Friday, October 17, 2008

WORDS COUNT - VOLUME 2: JUST FOR FUN


1. Ooopsie for the Writer's Writer's Editor

All writers are haunted by the specter of typos (especially those that fly under spell-check radar). Here’s a recently unearthed, ironic nugget from The Golden Thread, the AWAI newsletter for copywriters (Issue #301, October 29, 2007):

WORDS OF WISDOM FROM HERSCHELL GORDON LEWIS,
COPYWRITING LEGEND…Mary Had a WHAT???!!!


The unaware communicator may face a major curse -- his or her own education. This can lead these smart cookies to call upon a vocabulary that does not match their prospect's … (Think "stochastic" or "obfuscatory" or "insidious" or "fustian"!)...

...causing them to ignore one of the tenants of effective communication...

Those who know the big words may know the little words, but those who know the little words may not know the big words.

HCO is squarely aligned with the legendary Mr. Lewis: effective communication is really really good, and no tenets should be evicted…except for the supercilious ones.

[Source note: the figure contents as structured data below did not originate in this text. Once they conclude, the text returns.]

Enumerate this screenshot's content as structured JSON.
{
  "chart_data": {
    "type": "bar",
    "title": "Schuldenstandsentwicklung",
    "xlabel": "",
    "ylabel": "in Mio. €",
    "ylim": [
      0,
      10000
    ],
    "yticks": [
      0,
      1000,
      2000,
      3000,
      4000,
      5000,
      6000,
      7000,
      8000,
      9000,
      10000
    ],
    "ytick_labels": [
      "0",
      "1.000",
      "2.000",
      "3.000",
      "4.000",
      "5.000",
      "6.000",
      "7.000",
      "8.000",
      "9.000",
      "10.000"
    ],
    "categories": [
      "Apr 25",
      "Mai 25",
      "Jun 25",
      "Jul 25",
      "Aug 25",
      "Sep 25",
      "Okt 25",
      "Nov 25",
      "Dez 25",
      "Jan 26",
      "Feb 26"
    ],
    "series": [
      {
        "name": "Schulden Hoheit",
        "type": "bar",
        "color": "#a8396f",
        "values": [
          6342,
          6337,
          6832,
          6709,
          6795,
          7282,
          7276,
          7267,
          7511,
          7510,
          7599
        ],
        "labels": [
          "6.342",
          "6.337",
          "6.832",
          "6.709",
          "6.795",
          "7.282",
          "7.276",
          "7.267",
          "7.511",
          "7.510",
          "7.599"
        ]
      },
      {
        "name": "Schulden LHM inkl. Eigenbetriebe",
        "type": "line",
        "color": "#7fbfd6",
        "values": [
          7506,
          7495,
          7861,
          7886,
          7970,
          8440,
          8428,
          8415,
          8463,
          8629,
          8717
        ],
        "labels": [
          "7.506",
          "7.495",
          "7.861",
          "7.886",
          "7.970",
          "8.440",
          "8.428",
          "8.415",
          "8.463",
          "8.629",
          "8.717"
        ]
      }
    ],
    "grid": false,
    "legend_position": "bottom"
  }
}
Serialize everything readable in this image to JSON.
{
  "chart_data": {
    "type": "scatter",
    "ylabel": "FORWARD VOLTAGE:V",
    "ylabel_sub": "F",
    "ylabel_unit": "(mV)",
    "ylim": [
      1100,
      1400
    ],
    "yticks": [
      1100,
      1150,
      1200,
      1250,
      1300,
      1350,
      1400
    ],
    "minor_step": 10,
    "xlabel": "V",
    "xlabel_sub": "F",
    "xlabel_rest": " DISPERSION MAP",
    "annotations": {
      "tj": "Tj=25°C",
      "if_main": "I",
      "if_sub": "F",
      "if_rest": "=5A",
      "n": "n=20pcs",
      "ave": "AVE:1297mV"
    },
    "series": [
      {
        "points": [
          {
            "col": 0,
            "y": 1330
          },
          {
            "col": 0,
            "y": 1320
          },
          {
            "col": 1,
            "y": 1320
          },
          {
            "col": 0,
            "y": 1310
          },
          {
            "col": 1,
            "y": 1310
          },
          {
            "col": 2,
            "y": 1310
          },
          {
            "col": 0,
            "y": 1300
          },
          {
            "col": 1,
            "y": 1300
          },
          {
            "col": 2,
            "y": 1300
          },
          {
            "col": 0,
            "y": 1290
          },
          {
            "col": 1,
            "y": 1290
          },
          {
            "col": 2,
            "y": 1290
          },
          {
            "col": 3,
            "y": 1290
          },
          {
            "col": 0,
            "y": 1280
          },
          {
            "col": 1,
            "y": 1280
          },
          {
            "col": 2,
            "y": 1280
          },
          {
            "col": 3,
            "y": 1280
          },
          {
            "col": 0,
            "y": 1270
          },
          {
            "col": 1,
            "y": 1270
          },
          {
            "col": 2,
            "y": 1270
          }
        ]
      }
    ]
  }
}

2. Close Enough for Those Who Don't Know the Big Words Anyway

On the cover of the Office Edition, Webster's II New Riverside Dictionary (Revised Edition)- The Foremost Webster's Paperback Dictionary (c) 1996:
OVER 60,000 precise definitions
And, we superciliously assume (since we still use the old thing), only a few of the imprecise ones.